At the end of August 2020, the Russian competition authority (the “FAS”) issued two important decisions aimed at allowing a non-authorized import of trademarked products into Russia (so-called “parallel import”). Specifically, the FAS said that two major automotive producers violated competition law by restricting the parallel import of their parts from outside Russia. These decisions are rather controversial and are considered by many as a deprivation of the right holders of the protection against parallel import. No doubt further cases will be required to clarify the position.
Currently according to Russian law and applicable laws of the EAEU, parallel importation is considered an infringement of trademark rights and, therefore, can be prohibited by a right holder. In the meantime, the FAS has criticized this legislative approach for years as constituting a risk for the development of competition. At the end of August 2020, the FAS delivered two decisions on Daimler AG, KYB Corporation cases establishing a violation of Russian competition law.
The FAS stated that where a right holder sells its products in Russia through certain importers, unjustified restrictions on the importation of goods by independent importers of the same products could constitute unfair competition.
Moreover, according to the words of Andrei Kashevarov, the Deputy Head of the FAS, the decision is supported by the following argumentation: “Right holders abuse their exclusive rights allowing certain importers to import original goods but prohibiting the others. Therefore, the discriminatory conditions for conducting business are established”.
In the meantime, this argumentation seems to be controversial from the perspective of Russian intellectual property law due to the following reasons:
- According to Russian trademark law, it is directly provided for that the right holder is entitled to exercise its exclusive rights on its discretion (including, by the way of import of trademarked goods). The regional principle of trademark exhaustion rather than an international principle is directly indicated in Russian law and is supported by the Constitutional Court of Russia.
- There are no specific criteria for determining unfair restrictions of the parallel import under Russian law. Moreover, the FAS did not establish such criteria or state what actions should be committed by the right holder in order to protect its trademark rights and avoid unfair competition claims at the same time (e.g. how to control the quality of imported goods, how to allocate the burden of proof of originality and quality of trademarked goods and by what specific procedural means it should be done).

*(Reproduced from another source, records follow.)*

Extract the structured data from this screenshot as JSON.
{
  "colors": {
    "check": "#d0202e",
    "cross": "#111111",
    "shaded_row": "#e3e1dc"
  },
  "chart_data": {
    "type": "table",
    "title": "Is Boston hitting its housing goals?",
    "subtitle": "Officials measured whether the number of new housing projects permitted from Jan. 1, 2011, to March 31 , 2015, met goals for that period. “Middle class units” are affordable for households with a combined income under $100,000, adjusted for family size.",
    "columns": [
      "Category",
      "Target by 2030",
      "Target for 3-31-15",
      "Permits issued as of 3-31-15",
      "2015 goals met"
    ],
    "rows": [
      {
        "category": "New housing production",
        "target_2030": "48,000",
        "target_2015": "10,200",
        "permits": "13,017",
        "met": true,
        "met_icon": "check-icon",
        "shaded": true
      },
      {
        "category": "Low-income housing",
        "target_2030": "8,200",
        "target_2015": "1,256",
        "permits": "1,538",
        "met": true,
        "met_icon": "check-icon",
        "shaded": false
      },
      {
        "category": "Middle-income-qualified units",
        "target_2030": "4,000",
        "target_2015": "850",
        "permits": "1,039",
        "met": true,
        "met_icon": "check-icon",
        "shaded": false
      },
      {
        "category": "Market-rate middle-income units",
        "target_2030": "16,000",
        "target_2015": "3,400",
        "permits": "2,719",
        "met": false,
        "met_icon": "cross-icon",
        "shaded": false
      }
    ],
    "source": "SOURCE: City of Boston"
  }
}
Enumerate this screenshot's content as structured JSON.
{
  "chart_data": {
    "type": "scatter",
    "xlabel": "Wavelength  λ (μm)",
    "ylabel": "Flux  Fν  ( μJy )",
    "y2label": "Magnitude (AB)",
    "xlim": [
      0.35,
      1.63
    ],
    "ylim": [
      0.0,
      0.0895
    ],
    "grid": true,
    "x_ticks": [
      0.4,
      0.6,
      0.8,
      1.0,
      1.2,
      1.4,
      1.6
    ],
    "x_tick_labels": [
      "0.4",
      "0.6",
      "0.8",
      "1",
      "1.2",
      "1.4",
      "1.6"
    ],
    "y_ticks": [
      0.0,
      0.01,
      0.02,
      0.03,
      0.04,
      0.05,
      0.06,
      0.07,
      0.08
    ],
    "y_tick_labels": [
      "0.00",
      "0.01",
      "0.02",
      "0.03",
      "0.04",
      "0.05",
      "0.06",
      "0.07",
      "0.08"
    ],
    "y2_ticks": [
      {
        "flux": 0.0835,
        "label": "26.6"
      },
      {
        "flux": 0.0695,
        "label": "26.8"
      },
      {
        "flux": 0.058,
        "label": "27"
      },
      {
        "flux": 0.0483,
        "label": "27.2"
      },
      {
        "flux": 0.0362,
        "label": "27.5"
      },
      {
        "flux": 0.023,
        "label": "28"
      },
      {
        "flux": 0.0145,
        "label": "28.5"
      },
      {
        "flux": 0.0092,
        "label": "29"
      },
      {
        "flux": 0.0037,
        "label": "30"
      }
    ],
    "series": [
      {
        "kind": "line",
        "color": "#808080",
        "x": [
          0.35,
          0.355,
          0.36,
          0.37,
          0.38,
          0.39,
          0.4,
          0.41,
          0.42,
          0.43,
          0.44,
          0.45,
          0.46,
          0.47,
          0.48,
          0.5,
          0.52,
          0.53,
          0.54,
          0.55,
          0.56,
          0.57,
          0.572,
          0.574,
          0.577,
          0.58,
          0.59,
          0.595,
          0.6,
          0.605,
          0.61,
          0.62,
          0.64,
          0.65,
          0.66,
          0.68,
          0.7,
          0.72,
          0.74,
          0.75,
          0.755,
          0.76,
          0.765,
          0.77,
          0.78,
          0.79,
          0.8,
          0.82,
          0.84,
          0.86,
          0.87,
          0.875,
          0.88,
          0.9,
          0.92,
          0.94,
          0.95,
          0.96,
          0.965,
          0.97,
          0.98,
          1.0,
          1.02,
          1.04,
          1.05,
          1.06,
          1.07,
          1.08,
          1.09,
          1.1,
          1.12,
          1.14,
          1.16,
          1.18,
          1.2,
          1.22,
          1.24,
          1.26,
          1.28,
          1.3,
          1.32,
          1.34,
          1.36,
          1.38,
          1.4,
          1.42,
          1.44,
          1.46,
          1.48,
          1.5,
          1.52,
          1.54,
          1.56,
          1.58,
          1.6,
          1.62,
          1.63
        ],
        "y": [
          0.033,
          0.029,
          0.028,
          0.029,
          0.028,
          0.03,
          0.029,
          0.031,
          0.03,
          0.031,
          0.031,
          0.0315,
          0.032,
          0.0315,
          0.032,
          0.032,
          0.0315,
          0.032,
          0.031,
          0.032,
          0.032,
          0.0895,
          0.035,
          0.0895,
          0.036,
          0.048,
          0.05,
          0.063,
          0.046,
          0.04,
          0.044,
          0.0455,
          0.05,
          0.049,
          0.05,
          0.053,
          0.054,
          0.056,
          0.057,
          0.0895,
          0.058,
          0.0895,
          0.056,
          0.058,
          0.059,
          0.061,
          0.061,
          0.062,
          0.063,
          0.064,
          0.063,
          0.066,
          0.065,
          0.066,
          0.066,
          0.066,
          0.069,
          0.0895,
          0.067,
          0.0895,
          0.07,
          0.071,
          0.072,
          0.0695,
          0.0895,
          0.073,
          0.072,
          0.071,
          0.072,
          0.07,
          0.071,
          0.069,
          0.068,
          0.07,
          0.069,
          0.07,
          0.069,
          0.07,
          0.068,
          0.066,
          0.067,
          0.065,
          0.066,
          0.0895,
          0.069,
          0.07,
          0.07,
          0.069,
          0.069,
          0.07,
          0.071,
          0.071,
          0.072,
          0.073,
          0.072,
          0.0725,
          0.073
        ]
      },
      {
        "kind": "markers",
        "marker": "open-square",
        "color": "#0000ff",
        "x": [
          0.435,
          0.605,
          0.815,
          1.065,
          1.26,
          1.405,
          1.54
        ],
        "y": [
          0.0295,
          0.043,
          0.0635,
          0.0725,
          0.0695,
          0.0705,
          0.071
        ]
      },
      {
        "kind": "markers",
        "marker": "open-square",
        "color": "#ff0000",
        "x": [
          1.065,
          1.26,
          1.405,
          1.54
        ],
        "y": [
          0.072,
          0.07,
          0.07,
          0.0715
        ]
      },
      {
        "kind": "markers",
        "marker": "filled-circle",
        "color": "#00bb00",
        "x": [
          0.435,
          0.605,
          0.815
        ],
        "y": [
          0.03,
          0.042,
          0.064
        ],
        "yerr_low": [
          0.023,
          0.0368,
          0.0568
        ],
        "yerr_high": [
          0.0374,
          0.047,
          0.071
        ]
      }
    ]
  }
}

- The notion of unfair competition is rather broad (i.e. prohibitions to any acts committed by competitors that are “contrary to honest practices.”). However, generally, the prohibition of unfair competition is used to protect the right holders from the unfair behavior of its competitors and avoid the harm to the right holder’s reputation.
Despite these points the FAS considers these decisions as landmark cases and affirms that they are to be used for establishing other violations. It is likely that the right holders will try to challenge this decision.
The FAS considers that for the sake of development of the competition parallel importation should be legalized. Recent decisions on parallel imports formalize this position and confirm the readiness of the FAS to support independent importers. However, such approach is quite controversial and does not mean that parallel import is considered legal in Russia or that trademark rights cannot be protected in case of parallel import in the Courts. Formally, the law has not changed.
As for the moment, in order to protect trademark rights and avoid unfair competition claims by the FAS, the following actions can be taken by foreign right holders:
- Establish criteria for selecting importers based on the objective factors (e.g. specifying conditions and guarantees of quality of goods);
- Consider all requests for import of trademarked goods in Russia and in case of rejection provide certain arguments justifying such rejection;
- Protect trademark rights against specific infringements in courts based on the IP law;
- Include trademarks in the Customs IP register in order to detect and prevent an unauthorized import of trademarked goods into Russia.